Quatre jeunes sur dix occupent un emploi non qualifié dans les trois ans qui suivent leur sortie de l’école ou de l’université. C’est l’inquiétant constat de deux notes publiées ce mois par la Direction de l’animation de la recherche, des études et des statistiques (DARES).

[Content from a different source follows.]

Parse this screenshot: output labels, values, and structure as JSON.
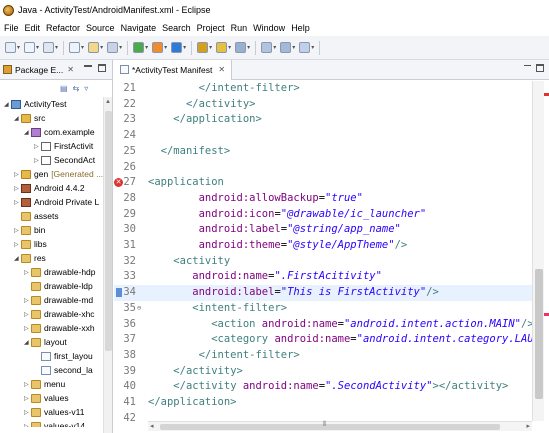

Dans les années 80, la population des non-qualifiés était majoritairement ouvrière, masculine et industrielle. Elle est maintenant en grande partie employée, féminine et tertiaire, note la DARES qui publie en décembre 2004 deux notes sur l’emploi non-qualifié. Entre 1984 et 2002, l’emploi non-qualifié a augmenté moins vite que l’emploi qualifié. Si bien qu’en 2002, 5,3 millions de salariés occupaient un emploi non-qualifié, répartis entre 3,2 millions d’employés et 2,1 millions ouvriers. La chute des effectifs ouvriers est allée de pair avec une hausse de la qualification. C’est l’inverse pour les employés, puisqu’avec la forte croissance des effectifs, le poids des non-qualifiés s’est accru.

Pragmatiques

Entre 1984 et 2002, l’emploi non qualifié s’est nettement féminisé, aux deux tiers en 2002. Mais surtout, il s’est notablement rajeuni : quatre jeunes sur dix occupent un emploi non qualifié, ne serait-ce que quelques mois, dans les trois ans qui suivent leur sortie de l’école ou de l’université. Si cette proportion est plus élevée pour les jeunes non-diplômés, les jeunes de tous niveaux sont concernés : 50% des élèves issus de CAP et de BEP, 40% des bacheliers et 15% des diplômés du supérieur. Pragmatiques, ils acceptent le plus souvent ces emplois pour échapper au chômage et continuent leurs recherches en parallèle. Cependant, la probabilité de connaître une « bonne trajectoire » (ndlr : l’accès à l’emploi qualifié) apparaît plus forte quand le niveau de diplôme et le milieu social sont élevés.